Recommendations for biodiversity conservation in hedgerows and trees

by | Apr 5, 2023 | Projects of WWOOF Italy, Training

from Enrico Bocchi – 15 May 2022

Whether they are found in natural, rural, or public and private parks, it is important that hedgerows maintain their function as bastions of biodiversity, preserving evidence of vegetation that was sacrificed to make way for agriculture and settlement, while at the same time allowing for the reintroduction or introduction of those species that are most rehabbed or disappeared as a result of human activities.

In a context where we still continue to consume soil and wild vegetation with a waste of resources that is as extensive as it is unjustified, preserving what exists and increasing it by planting new hedges and trees is certainly a laudable and gratifying gesture, and in times of climate change it is even more so if we can encourage the arrival of Mediterranean species while simultaneously maintaining Alpine ones.

Whether he or she leads a small farm or a large latifundia, every farmer can therefore devote some of his or her time to biodiversity conservation, and he or she can do so while maintaining an efficient agrarian ecosystem and combating hydrogeological disruption.

In my opinion, however, undertaking renaturation or environmental restoration activities should not be a pretext for an additional expenditure of resources, either for the farmer or the community; these are jobs for which little is needed, I would say truly on a human scale.

From a strictly practical point of view, beyond biodiversity-related motivations, I add a few fundamentals that can help achieve good results.

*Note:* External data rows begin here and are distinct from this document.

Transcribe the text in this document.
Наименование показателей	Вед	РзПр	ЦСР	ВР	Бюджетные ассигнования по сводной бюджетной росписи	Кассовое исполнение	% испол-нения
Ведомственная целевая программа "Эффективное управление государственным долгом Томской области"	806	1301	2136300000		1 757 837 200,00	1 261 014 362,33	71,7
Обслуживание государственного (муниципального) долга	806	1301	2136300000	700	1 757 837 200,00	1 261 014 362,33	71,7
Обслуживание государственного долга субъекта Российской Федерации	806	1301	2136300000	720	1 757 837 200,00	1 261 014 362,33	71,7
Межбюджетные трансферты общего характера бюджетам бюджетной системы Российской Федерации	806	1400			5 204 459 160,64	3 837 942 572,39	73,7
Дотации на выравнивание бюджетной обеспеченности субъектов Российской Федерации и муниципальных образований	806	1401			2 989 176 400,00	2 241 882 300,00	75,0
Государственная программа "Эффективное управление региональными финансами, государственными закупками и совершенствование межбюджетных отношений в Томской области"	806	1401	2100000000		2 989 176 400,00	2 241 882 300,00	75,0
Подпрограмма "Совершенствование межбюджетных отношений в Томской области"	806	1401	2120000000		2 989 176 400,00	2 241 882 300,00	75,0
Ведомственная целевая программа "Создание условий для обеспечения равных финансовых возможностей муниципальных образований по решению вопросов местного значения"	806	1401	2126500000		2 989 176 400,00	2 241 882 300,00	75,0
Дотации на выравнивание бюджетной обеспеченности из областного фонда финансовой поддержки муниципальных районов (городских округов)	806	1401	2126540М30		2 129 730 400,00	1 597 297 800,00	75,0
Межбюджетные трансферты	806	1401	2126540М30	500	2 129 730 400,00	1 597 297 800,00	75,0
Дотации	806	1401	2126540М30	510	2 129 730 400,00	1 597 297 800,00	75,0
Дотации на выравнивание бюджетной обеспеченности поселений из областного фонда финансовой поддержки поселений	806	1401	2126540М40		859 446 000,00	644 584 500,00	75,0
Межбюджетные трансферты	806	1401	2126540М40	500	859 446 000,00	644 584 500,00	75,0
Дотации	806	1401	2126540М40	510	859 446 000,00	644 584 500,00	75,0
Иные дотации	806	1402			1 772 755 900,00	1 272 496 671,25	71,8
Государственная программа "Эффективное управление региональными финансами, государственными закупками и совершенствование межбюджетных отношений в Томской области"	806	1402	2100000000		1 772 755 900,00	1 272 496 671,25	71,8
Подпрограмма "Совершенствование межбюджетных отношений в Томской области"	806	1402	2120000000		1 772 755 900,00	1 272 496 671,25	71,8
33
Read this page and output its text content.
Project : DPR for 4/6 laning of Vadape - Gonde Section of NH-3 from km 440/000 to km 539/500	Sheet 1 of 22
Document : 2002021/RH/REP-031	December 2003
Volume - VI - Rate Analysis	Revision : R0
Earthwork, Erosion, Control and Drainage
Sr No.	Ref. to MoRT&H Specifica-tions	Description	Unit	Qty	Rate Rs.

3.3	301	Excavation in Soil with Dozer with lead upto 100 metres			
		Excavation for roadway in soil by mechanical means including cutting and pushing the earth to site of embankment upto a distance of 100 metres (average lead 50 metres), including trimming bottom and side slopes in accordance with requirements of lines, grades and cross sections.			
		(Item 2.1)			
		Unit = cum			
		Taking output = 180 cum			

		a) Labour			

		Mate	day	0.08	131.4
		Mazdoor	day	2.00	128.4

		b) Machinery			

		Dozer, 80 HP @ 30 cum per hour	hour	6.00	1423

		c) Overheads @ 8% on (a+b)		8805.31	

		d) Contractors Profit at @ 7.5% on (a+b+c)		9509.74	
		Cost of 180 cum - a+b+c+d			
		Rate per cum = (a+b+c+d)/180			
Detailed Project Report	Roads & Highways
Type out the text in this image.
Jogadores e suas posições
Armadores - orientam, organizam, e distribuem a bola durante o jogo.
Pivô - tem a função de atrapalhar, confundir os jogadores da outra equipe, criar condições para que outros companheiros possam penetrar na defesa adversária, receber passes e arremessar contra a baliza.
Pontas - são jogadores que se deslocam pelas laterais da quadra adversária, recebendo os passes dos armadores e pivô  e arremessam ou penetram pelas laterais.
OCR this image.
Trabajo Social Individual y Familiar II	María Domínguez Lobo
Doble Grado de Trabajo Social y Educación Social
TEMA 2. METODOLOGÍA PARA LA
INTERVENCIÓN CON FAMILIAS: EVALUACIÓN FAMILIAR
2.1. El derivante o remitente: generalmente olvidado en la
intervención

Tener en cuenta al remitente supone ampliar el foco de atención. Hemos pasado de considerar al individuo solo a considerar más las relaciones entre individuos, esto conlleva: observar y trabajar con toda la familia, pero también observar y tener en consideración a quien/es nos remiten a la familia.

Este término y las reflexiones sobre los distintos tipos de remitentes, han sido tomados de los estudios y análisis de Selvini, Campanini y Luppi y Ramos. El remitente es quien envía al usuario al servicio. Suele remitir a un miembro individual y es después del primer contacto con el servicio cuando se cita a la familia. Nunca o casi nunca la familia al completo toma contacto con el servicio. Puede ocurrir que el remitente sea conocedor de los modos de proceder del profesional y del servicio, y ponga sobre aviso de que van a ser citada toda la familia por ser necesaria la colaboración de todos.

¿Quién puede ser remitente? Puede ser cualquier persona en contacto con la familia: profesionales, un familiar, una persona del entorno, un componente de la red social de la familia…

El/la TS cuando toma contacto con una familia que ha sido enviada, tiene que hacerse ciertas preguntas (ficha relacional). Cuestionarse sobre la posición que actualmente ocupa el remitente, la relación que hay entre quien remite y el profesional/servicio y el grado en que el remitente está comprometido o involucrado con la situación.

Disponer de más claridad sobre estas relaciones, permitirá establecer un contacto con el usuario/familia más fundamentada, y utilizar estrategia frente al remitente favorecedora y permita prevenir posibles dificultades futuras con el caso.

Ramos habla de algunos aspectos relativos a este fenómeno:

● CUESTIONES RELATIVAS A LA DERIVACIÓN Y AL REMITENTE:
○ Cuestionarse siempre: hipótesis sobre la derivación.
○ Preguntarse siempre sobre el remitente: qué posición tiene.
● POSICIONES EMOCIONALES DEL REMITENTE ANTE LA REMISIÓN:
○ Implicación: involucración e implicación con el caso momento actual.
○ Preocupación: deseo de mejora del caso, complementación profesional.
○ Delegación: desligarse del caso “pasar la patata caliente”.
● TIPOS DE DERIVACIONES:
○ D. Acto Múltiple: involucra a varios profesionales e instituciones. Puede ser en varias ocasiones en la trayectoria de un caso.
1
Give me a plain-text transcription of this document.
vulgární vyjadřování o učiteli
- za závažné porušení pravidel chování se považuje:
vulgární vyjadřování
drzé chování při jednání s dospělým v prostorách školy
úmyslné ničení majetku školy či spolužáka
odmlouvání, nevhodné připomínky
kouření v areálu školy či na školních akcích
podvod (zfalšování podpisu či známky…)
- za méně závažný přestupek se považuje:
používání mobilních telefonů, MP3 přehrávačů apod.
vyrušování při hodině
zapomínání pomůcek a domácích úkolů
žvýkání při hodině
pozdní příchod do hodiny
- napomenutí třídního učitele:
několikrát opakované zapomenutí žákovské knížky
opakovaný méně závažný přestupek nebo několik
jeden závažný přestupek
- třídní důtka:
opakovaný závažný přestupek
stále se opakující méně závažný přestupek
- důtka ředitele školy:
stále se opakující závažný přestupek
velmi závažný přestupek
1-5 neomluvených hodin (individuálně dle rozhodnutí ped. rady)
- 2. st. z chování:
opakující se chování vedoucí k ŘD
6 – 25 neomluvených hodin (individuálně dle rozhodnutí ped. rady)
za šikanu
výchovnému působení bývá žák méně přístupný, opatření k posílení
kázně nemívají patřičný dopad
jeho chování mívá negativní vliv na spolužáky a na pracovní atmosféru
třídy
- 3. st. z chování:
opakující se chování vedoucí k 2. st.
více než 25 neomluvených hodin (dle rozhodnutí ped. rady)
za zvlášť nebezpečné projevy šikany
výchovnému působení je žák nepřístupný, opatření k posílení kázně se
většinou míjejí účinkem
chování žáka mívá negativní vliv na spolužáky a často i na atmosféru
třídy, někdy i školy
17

  1. Be clear about the practical purpose before planting a new hedge, and based on that purpose, carefully choose suitable species to carry out the project.
  2. Consider for the choice as many species as possible among those typical of the area, perhaps adding some from neighboring areas; important at this juncture to know well the characteristics of the terrain, the type of climate, the maximum size the hedge will be able to reach, and also local regulations that establish distances from boundaries and various easements.
  3. Always proceed with planting in the autumn months, which avoids the need for irrigation systems.
  4. Never fertilize the soil; the wild plants that make up a hedge will do well if they are chosen wisely.
  5. Do not introduce fruit varieties into hedgerows, which, in addition to being unsuitable, may force treatments where animal and plant species that do not tolerate them live, or even may habituate animals to consume fruit not intended for them.
  6. Give preference, as much as possible, to the free form of each of the species in the hedge.
  7. To favor in the choice of species, those that are less frequent or rare, and to avoid instead those that are ubiquitous and invasive, which, as a rule, manage to propagate well on their own.
  8. Employ propagating and stolonating species only in situations where their proliferation is not a problem.
  9. Use only evergreens for windbreak hedges.
  10. Do not hinder in any way the growth of herbaceous and juvenile species under the hedge, avoiding unnecessary and harmful mowing; as the years go by, hedges become an ideal place to find young seedlings that can be explanted and deported elsewhere when spring growth resumes.
  11. Do not hesitate in the slightest to suppress unwanted species, removing them when they are in bloom.